Frequently Asked Questions about Masters vs. Ph.D. programs:

  • Can I get my Ph.D. after I get my Masters?
    • Absolutely! However, many schools will not give credit for your work at a terminal Masters program and you will be adding an additional 5 years onto your educational journey.
  • Can I apply to get a Masters degree at a school that has a Ph.D. program?
    • Probably not. Ph.D. programs strictly look for people looking to get their Ph.D.  
  • Can I exit a Ph.D. program early (i.e. after 2 years) and get my Masters?
    • Absolutely! Sometimes people find that graduate school is not a good fit (for a variety of reasons!) and leave the program early with a Masters degree.
  • Can I take a gap year? Can I complete a post-baccalaureate program first?
    • Yes! Everyone has their own path and if you want a break between undergraduate and graduate school or more time to prepare; that is completely okay! See Post-baccalaureate Programs for information on post-baccalaureate programs.
  • Can I apply after working for a few years?
    • Of course! This is not the typical route, but everyone has their own path and may not go into graduate school right away.
  • I’m already working a job in chemistry, but I don’t want to stop working. Can I apply?
    • Yes! Some companies may even pay for you to go to graduate school. This is generally more common for Masters programs with a stipulation that the graduate program is nearby. If you are considering this option, you should communicate with your workplace regarding options, as this is less common, company-dependent and area-dependent.
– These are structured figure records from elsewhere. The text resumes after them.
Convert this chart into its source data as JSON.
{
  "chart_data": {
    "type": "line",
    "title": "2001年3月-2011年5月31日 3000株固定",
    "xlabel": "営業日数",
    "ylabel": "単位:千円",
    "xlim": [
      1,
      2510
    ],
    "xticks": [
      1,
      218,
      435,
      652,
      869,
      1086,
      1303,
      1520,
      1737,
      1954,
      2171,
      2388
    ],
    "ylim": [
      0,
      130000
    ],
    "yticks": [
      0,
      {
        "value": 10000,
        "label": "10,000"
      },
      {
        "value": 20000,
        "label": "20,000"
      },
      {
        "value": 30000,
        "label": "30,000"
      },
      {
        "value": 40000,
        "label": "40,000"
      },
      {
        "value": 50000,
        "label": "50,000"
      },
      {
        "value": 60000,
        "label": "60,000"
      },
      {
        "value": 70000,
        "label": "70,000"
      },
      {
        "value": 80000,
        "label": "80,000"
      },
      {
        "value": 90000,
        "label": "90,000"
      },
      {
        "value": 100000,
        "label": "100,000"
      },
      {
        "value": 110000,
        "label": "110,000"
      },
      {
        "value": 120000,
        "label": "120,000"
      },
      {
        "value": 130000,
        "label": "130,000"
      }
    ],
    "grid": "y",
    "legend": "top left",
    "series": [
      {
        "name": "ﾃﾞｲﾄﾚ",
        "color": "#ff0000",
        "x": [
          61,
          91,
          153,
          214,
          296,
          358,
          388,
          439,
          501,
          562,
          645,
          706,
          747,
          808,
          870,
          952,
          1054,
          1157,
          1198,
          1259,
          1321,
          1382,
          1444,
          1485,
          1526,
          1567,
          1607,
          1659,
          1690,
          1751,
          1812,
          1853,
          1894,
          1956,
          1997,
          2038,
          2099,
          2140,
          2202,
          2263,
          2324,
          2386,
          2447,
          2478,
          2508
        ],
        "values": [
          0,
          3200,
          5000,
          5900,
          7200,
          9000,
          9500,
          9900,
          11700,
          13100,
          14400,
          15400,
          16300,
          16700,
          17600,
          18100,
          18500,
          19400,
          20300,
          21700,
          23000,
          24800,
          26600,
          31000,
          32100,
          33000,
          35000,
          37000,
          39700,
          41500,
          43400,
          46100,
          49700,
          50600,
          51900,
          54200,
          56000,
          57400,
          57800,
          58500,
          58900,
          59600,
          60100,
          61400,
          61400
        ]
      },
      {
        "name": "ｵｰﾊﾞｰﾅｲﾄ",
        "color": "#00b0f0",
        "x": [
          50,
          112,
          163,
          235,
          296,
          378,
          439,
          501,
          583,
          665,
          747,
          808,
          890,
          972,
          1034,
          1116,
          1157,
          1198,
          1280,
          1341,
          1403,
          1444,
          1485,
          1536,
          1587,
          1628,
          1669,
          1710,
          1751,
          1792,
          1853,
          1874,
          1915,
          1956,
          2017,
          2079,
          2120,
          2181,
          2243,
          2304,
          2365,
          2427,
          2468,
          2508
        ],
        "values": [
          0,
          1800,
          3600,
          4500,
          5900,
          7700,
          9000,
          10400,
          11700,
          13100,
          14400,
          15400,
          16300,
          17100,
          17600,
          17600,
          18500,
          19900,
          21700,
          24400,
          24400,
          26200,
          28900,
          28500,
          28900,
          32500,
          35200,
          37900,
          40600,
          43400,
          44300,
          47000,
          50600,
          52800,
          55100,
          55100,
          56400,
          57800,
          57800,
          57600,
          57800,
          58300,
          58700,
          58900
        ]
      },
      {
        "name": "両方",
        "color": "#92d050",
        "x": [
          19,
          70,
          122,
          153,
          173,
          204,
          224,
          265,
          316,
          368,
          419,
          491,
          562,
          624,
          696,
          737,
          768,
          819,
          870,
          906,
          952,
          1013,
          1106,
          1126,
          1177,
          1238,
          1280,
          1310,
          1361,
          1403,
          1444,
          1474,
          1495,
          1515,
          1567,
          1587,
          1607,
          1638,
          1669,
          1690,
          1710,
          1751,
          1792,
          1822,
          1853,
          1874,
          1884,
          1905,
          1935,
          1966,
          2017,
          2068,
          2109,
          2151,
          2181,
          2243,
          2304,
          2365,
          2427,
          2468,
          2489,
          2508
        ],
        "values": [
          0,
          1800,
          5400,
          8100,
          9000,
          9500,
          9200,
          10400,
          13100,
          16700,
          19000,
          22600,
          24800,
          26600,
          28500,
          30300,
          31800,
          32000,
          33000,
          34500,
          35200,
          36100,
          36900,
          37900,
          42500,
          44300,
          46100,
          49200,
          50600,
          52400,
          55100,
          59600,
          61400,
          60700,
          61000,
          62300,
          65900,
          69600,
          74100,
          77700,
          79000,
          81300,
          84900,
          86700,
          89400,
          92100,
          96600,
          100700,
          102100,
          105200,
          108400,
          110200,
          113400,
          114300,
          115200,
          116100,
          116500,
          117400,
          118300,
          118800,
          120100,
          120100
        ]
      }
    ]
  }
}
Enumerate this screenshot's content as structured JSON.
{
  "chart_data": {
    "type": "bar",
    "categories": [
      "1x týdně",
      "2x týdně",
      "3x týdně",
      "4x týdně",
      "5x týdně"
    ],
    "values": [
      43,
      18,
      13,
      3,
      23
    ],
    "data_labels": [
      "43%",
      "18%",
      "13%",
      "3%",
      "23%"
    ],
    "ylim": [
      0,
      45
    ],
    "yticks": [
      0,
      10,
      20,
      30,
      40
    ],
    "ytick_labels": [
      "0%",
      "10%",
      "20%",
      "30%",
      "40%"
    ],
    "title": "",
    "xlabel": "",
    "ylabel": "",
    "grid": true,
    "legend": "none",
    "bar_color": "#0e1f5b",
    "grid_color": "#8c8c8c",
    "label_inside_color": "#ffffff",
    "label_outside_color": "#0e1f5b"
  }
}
How to Choose Which Program is Right for You? Frequently Asked Questions

Below are common questions that can help you navigate what graduate program fits your career and personal goals. These questions can help you determine whether you will need a Masters or Ph.D. to accomplish these goals.

  • Do you want to become a professor?
    • A Ph.D. program is the way to go!
  • Do you want to go into industry?
    • If yes, do you want to be in management and have a big say in your work?
      • A Ph.D. program is probably the route for you.
    • If yes, do you want to gain more skills and contribute to the discussion, but not lead it?
      • A Masters degree is probably the route for you
  • Do you want to gain more confidence in your research skills in a less intense program?
    • A Masters degree might be the route for you.
  • Do you want to become more competitive and boost your resume/skills for a Ph.D. program?
    • A Masters degree might be the route for you to start with. Later on, you can apply to a Ph.D. program if you feel it is still a good fit.
  • Are you not sure what you want to do after school, but know you want to learn more?
    • Both Masters and Ph.D. programs options are great options. However, it is worth noting that a Ph.D. will provide increased flexibility and require less time overall than completing a Masters degree, followed by a Ph.D. If you are unsure whether to pursue a Ph.D. or Masters degree, you may find it better to pursue a Ph.D. program, as you can always leave a Ph.D. program if it is not a good fit for you.